The bus system is definitely something of a change from what we are used to. The closest thing to a bus in The Gambia is a large gele-gele as full of rice sacks, goats, chickens, and market goods as it is people. In Mali, there are numerous bus companies, some of which even have air conditioning, if you are in the right place at the right time and want to pay a little extra. Goats and sheep are still allowed, but they are tied up in bags and put below with the luggage-an arrangement I am sure they find most comfortable. Our bus is not air conditioned, but we all have more than adequate leg room, and as long as the bus is moving there is a pleasant breeze. Unfortunately, like most vehicles in West Africa, the bus makes frequent stops for seemingly assinine reasons. At one point it seems we stop for twenty minutes so the driver and porters can sit and chat with some people on the road, and the passengers in the bus nearly drown in their own sweat.

We arrive in Kai in the late afternoon, and immediately buy tickets for the next morning's ride to Bamako. We ask what time we should arrive, as we had been told the bus usually leaves at something like 5 A.M. We are told to be there at 3:30. There are a number of taxi drivers standing next to the bus station, and we attempt to explain where the Peace Corps house is- down the block from the prison and near the river. The drivers speak French and Bambara- neither of which we know more than a few phrases. Mandinka is close to Bambara sort of like Spanish is close to Italian, so Zach and I try to explain things as best we can. Zach says the house is closed to where people are locked. I say it's close to where wicked people are. Ian tries saying "prison" with a French accent- "pree-zon," basically. Finally, I point to a scooter and say, "If I steal this, and the police catch me, where will they take me?" "Ohhhhh, "pri-son!" They all exclaim. We sigh and get in the taxi.

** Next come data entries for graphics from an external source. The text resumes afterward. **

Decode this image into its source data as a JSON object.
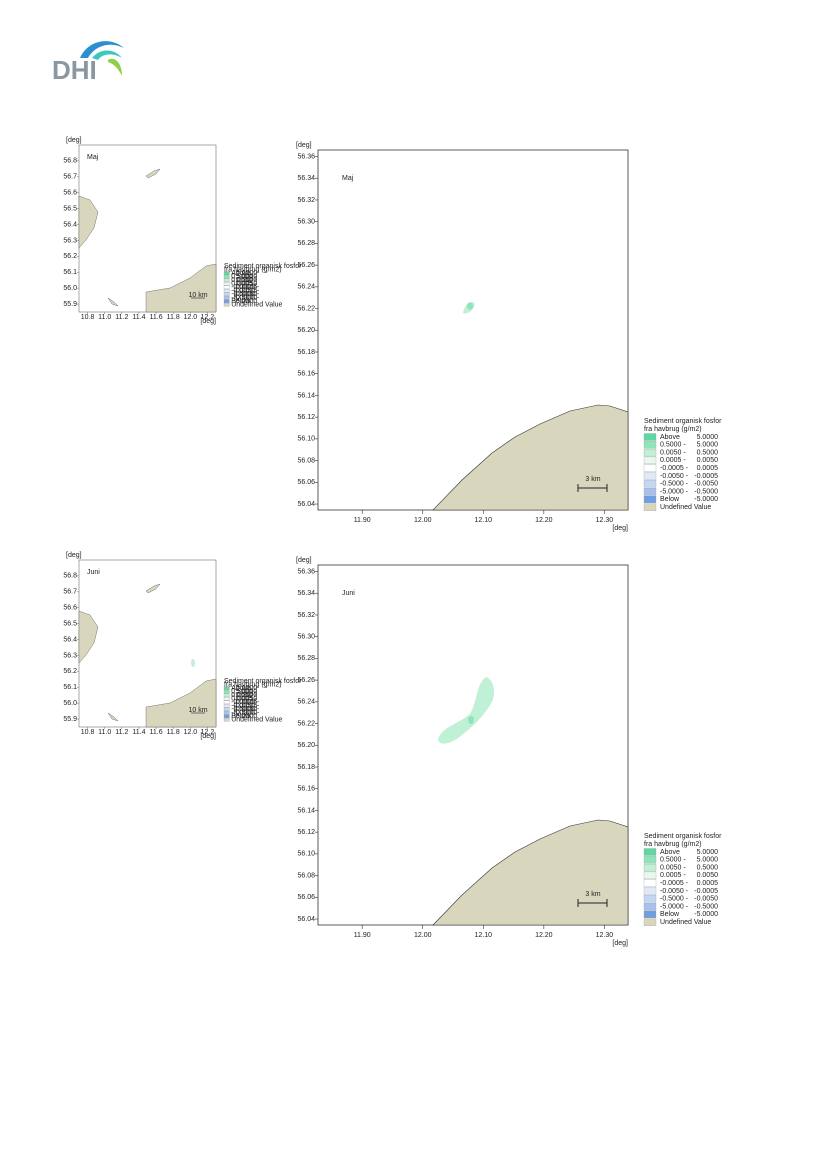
{
  "header": {
    "logo": "DHI"
  },
  "legend": {
    "title_lines": [
      "Sediment organisk fosfor",
      "fra havbrug (g/m2)"
    ],
    "items": [
      {
        "from": "Above",
        "to": "5.0000",
        "color": "#5fd7a1"
      },
      {
        "from": "0.5000 -",
        "to": "5.0000",
        "color": "#8fe4b9"
      },
      {
        "from": "0.0050 -",
        "to": "0.5000",
        "color": "#c0f0d6"
      },
      {
        "from": "0.0005 -",
        "to": "0.0050",
        "color": "#e7f8ee"
      },
      {
        "from": "-0.0005 -",
        "to": "0.0005",
        "color": "#ffffff"
      },
      {
        "from": "-0.0050 -",
        "to": "-0.0005",
        "color": "#dfe9f8"
      },
      {
        "from": "-0.5000 -",
        "to": "-0.0050",
        "color": "#c3d6f2"
      },
      {
        "from": "-5.0000 -",
        "to": "-0.5000",
        "color": "#a5c1ec"
      },
      {
        "from": "Below",
        "to": "-5.0000",
        "color": "#6f9fe0"
      },
      {
        "from": "Undefined Value",
        "to": "",
        "color": "#d8d7bd"
      }
    ]
  },
  "maps": [
    {
      "label": "Maj",
      "unit_y": "[deg]",
      "unit_x": "[deg]",
      "scale": "3 km",
      "overview_scale": "10 km"
    },
    {
      "label": "Juni",
      "unit_y": "[deg]",
      "unit_x": "[deg]",
      "scale": "3 km",
      "overview_scale": "10 km"
    }
  ],
  "detail_axes": {
    "xlim": [
      11.827,
      12.339
    ],
    "ylim": [
      56.0345,
      56.366
    ],
    "xticks": [
      {
        "value": 11.9,
        "label": "11.90"
      },
      {
        "value": 12,
        "label": "12.00"
      },
      {
        "value": 12.1,
        "label": "12.10"
      },
      {
        "value": 12.2,
        "label": "12.20"
      },
      {
        "value": 12.3,
        "label": "12.30"
      }
    ],
    "yticks": [
      {
        "value": 56.04,
        "label": "56.04"
      },
      {
        "value": 56.06,
        "label": "56.06"
      },
      {
        "value": 56.08,
        "label": "56.08"
      },
      {
        "value": 56.1,
        "label": "56.10"
      },
      {
        "value": 56.12,
        "label": "56.12"
      },
      {
        "value": 56.14,
        "label": "56.14"
      },
      {
        "value": 56.16,
        "label": "56.16"
      },
      {
        "value": 56.18,
        "label": "56.18"
      },
      {
        "value": 56.2,
        "label": "56.20"
      },
      {
        "value": 56.22,
        "label": "56.22"
      },
      {
        "value": 56.24,
        "label": "56.24"
      },
      {
        "value": 56.26,
        "label": "56.26"
      },
      {
        "value": 56.28,
        "label": "56.28"
      },
      {
        "value": 56.3,
        "label": "56.30"
      },
      {
        "value": 56.32,
        "label": "56.32"
      },
      {
        "value": 56.34,
        "label": "56.34"
      },
      {
        "value": 56.36,
        "label": "56.36"
      }
    ]
  },
  "overview_axes": {
    "xlim": [
      10.7,
      12.3
    ],
    "ylim": [
      55.85,
      56.9
    ],
    "xticks": [
      {
        "value": 10.8,
        "label": "10.8"
      },
      {
        "value": 11,
        "label": "11.0"
      },
      {
        "value": 11.2,
        "label": "11.2"
      },
      {
        "value": 11.4,
        "label": "11.4"
      },
      {
        "value": 11.6,
        "label": "11.6"
      },
      {
        "value": 11.8,
        "label": "11.8"
      },
      {
        "value": 12,
        "label": "12.0"
      },
      {
        "value": 12.2,
        "label": "12.2"
      }
    ],
    "yticks": [
      {
        "value": 55.9,
        "label": "55.9"
      },
      {
        "value": 56,
        "label": "56.0"
      },
      {
        "value": 56.1,
        "label": "56.1"
      },
      {
        "value": 56.2,
        "label": "56.2"
      },
      {
        "value": 56.3,
        "label": "56.3"
      },
      {
        "value": 56.4,
        "label": "56.4"
      },
      {
        "value": 56.5,
        "label": "56.5"
      },
      {
        "value": 56.6,
        "label": "56.6"
      },
      {
        "value": 56.7,
        "label": "56.7"
      },
      {
        "value": 56.8,
        "label": "56.8"
      }
    ]
  }
}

After a pleasant night spent hanging out with some Mali volunteers at a local bar, we get a few hours of sleep before getting up far earlier than I think is ever really necessary. We have arranged for a taxi to pick us up, and he arrives right on time. At the bus station, the staff members yell out the name of everyone who has bought a ticket, butchering each of ours in new and interesting ways. The bus has screens, and after upon embarking at 4:30 they begin to show an episode of the American series Prison Break in French. Ian has seen the show and explains a bit to me, but I am fast loosing consciousness, so we both put in our ipod headphones and pass out. When I wake up around 7, the porters are handing out raisin croissants and small bottles of cold generic cola. It seems like a strange combination, but I eat and drink and look out the window for awhile.

The landscape in Mali is a definite change from Senegambia. Before the border and even most of the way to Kayes it had been that same combination of short shrubs and grasses with occasional tall trees. Past Kayes, it slowly becomes more and more like the American southwest- short shrubs with no tall trees except around villages, rocky hills rising in the distance, and sandy, sun drenched expanses of land. The architecture changes as well, with much fewer thatched roof buildings, replaced instead by corrugated iron roofing over clay or mud brick houses. When we arrive in Bamako that afternoon, we are amazed at the large hills surrounding the city. It strikes me as kind of a West African Nashville- a city known for its music nestled in the hills. We have arrived at our first destination, and are excited to get a feel for this whole new country.